Tuesday, May 29, 2018

The New Creation

May 29, 2018

New-mown hay has an aroma like nothing else in the world, and the air was filled with its sweetness as I rode my sidecar to town early this morning. The last time I remember that delectable aroma being that strong was some 45 years ago when we lived in Alma, NY. A farmer friend lived on the other side of Wellsvillle, and I can still see his Timothy hay undulating in the afternoon breeze as we stood talking beside his tractor. Just a few years before, I had been transplanted from the olfactory sterility of the suburbs of Rochester, NY to the countryside of the Southern Tier where such fragrances abounded. 

As I drove along reveling in the beauty around me, I thought of the Biblical Creation story in which God spoke all that is into being in a mere six days. Modern cosmology and even theology have done their best to debunk this story, ridiculing the very idea that anyone with any brains at all would have to accede to an evolutionary and scientific method that demonstrates the true age of the universe to be some 13.8 billion of years.
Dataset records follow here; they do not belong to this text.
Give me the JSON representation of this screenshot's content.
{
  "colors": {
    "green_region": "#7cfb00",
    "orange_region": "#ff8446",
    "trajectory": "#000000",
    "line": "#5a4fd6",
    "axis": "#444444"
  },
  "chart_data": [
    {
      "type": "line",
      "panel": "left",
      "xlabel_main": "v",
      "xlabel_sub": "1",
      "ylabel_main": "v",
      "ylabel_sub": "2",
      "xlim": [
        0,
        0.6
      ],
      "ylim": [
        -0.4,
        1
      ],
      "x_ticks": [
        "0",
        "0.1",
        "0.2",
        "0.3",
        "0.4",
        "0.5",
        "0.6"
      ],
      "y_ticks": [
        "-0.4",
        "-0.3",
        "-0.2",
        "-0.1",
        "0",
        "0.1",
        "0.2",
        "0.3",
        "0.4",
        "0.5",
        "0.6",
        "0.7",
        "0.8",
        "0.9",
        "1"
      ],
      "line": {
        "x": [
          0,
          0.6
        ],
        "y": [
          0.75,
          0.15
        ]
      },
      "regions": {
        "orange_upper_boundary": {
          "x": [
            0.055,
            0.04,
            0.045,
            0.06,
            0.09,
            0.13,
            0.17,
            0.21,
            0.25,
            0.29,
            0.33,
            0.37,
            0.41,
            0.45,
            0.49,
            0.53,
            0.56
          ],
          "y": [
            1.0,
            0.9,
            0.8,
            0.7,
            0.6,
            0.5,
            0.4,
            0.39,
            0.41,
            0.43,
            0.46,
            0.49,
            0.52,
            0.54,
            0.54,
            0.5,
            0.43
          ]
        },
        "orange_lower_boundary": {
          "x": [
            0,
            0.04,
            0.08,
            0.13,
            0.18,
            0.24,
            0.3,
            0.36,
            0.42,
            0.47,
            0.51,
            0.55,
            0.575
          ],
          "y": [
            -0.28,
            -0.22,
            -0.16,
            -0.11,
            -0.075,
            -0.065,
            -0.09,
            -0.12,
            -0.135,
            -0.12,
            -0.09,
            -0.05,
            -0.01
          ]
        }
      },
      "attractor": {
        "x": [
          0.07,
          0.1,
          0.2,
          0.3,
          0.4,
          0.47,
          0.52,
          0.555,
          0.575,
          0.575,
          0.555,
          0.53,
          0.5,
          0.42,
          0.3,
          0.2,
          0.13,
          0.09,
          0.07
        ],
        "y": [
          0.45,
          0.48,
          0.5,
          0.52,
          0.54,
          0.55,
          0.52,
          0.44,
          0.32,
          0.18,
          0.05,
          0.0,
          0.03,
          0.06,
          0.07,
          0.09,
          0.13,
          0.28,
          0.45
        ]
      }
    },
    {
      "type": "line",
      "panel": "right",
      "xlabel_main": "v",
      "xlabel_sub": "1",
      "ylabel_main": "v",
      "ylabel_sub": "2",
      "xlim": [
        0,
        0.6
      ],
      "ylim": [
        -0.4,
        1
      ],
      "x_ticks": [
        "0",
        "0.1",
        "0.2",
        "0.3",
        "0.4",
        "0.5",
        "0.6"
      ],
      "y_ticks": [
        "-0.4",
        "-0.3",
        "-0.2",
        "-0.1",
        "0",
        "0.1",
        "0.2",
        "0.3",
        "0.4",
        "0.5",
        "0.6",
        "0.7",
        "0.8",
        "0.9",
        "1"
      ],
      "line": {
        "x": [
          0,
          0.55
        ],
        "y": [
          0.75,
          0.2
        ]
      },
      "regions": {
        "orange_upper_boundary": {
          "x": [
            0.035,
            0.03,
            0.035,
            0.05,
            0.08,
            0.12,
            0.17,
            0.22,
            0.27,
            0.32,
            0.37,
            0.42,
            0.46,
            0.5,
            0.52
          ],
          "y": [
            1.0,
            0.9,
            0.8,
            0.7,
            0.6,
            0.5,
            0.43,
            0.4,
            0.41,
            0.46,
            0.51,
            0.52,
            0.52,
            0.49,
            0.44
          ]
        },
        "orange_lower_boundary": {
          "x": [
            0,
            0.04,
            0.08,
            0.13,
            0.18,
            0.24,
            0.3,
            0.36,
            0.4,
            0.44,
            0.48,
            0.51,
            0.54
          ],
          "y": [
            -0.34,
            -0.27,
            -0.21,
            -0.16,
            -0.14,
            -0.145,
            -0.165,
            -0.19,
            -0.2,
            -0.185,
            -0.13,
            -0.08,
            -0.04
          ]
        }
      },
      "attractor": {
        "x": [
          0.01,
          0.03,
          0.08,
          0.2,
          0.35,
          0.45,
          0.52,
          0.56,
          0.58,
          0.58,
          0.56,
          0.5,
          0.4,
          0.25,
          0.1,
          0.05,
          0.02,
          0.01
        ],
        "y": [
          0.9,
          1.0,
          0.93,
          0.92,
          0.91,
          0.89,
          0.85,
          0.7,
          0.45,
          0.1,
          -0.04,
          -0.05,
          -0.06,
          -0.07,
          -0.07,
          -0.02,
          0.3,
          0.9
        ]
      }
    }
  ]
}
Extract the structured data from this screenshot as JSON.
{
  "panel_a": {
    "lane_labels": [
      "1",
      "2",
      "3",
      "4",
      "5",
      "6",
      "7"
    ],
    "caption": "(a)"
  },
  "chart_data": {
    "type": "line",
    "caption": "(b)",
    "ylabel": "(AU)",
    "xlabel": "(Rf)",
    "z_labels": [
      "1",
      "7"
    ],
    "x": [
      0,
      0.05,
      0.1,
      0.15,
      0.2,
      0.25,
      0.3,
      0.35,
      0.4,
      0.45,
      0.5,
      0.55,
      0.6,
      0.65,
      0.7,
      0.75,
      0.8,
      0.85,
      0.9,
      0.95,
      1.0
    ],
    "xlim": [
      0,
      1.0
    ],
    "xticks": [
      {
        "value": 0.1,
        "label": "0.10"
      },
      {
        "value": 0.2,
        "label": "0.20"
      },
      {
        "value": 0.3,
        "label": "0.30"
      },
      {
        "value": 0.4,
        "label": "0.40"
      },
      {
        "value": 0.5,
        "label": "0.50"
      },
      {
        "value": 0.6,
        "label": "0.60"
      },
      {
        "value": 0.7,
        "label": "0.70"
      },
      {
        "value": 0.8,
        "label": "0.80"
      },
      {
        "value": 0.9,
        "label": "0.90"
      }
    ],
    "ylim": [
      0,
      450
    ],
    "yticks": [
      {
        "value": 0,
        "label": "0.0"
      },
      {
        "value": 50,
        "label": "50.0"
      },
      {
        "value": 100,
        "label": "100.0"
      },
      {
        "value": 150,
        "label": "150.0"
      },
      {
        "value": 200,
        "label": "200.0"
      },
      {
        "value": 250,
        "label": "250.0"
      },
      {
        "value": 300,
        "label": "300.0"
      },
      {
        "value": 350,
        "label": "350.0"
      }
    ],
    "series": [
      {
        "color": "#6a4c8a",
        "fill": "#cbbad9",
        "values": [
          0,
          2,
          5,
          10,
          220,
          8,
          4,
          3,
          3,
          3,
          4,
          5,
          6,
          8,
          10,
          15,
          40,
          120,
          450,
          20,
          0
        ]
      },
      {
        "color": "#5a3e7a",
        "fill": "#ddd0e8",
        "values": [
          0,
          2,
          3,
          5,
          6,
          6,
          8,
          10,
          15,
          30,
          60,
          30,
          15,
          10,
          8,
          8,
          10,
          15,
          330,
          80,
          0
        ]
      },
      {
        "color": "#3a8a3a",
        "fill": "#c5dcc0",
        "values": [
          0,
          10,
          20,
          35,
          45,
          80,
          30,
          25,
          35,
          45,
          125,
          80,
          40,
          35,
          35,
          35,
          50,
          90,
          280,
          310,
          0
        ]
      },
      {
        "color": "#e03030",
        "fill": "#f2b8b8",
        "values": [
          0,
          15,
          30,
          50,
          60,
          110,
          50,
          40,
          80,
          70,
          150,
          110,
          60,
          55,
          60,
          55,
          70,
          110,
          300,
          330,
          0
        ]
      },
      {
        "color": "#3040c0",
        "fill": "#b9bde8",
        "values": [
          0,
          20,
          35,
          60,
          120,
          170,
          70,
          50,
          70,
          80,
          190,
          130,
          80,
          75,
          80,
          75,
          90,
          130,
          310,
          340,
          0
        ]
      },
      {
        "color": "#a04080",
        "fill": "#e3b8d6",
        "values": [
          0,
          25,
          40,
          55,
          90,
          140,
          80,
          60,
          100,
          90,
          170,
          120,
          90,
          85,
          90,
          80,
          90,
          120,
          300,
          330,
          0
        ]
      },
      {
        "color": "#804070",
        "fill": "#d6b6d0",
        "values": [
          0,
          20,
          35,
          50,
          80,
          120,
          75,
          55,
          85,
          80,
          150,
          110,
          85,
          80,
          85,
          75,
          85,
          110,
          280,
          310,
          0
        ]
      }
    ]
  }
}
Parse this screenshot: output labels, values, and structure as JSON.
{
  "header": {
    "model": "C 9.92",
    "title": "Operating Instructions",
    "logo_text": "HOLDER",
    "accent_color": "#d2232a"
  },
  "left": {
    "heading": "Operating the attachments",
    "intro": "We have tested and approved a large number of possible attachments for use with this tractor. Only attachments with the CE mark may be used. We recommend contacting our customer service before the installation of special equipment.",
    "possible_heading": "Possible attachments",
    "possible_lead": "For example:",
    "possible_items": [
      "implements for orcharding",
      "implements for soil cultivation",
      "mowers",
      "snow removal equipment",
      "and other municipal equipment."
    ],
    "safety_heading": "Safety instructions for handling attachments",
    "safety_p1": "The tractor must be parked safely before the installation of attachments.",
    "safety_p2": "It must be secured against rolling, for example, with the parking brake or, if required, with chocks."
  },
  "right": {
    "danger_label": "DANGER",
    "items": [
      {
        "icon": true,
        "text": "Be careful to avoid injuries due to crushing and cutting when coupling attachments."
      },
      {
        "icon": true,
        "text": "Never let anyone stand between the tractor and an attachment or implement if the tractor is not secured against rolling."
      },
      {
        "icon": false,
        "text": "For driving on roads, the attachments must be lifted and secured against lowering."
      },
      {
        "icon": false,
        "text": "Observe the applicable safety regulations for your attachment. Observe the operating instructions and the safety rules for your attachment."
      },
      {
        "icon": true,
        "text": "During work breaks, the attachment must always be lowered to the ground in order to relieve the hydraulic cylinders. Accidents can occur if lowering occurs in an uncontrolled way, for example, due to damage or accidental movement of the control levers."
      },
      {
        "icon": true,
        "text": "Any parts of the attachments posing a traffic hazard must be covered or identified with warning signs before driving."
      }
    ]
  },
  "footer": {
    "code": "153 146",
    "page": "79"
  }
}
All this misses the point of the story, which was to ground the weekly rhythm of the Sabbath in the very order of Creation, giving ancient Jewish life and practice divine validity. Science and theology have quite different goals and methods, so to judge the Bible because it doesn’t conform to modern scientific theory is to do injustice to both science and the Bible.


Did Jesus understood the Creation story as a literal six days of creation? It’s quite likely that he did, which makes one of his statements even more remarkable that it first appears. In John 14:1-2, he comforts his disciples with these words: “Don’t let your heart’s be troubled. You believe in God; believe also in me. In my Father’s house are many mansions; if it were not so, I would have told you. I go to prepare a place for you.” If God made the world in six days, and it’s been 2,000 years since Jesus uttered this promise, I cannot imagine the beauty and magnificence of that place he has prepared. I know this: its glory is not in the place, but in the Person whose presence will permeate the whole of it. I am thankful for Jesus’ promise, and am looking forward to that day, not as an escape from this world, but as the culmination of the Father’s love which gave us his Son, who gave us his life.